I had just completed the first 3 computer vision lectures on the latest deep learning part 1 v3 course and am trying to use the fastai library for a competition. I did some extensive feature extraction of the dataset and have x_train, y_train, x_val,y_val as numpy arrays instead of csv/folder/directory. As such, I could not used the factory method can create a ImageDataBunch to train my model. How should I proceed from here?

The dimension of my data are:
x_train -> 973 X 480 X 640 X 1
y_train -> 973 X 1
x_val -> 251 X 480 X 640 X 1
y_val -> 251 X 1

Thanks!

Pomo · June 11, 2019, 7:00pm

Hi Benjamin,

I don’t know the best way to proceed, but I can tell you how I would go ahead.

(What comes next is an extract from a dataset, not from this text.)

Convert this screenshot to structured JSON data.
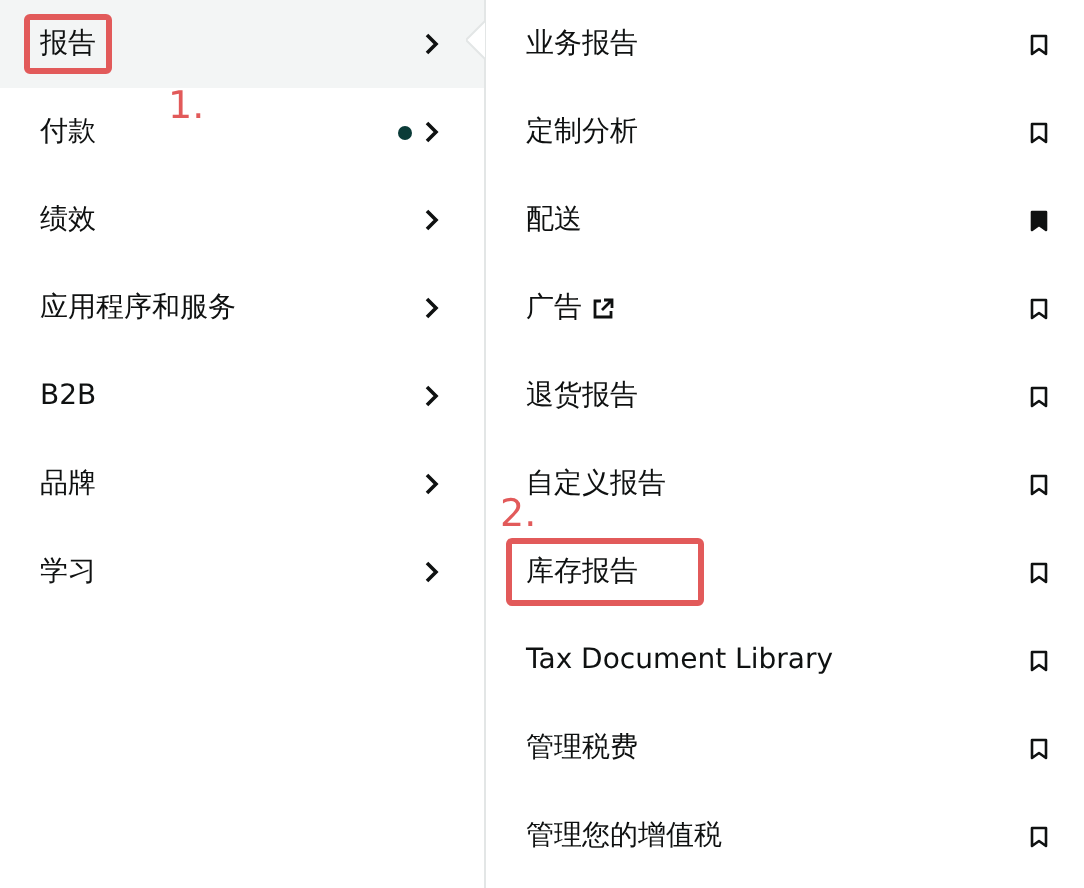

Study a tutorial on PyTorch DataSet and DataLoader.
Then implement your own two DataSets that extract single sample (x,y) tensor pairs from Training and Validation. Ask me here if you need help.
Make PyTorch DataLoaders from them. An advantage here is that you can load a minibatch, check its contents, and make any corrections in code that you yourself wrote.
Move into fastai with

data = DataBunch(training_generator,validation_generator)
learn = Learner(data, model, loss_func=lossFlat)
(Note that your model should expect one channel images.)

That said, there certainly exists a simple way to do all the above inside the fastai library. Perhaps sgugger will comment. But I find (speaking strictly for me) that when your case is off the default fastai path it’s sometimes easier to roll your own implementation than to figure out the best options, classes, and overrides to use the fastai library. Besides, you will start to understand what fastai is doing behind the scenes, which is both important to know and the major topic of Part 2.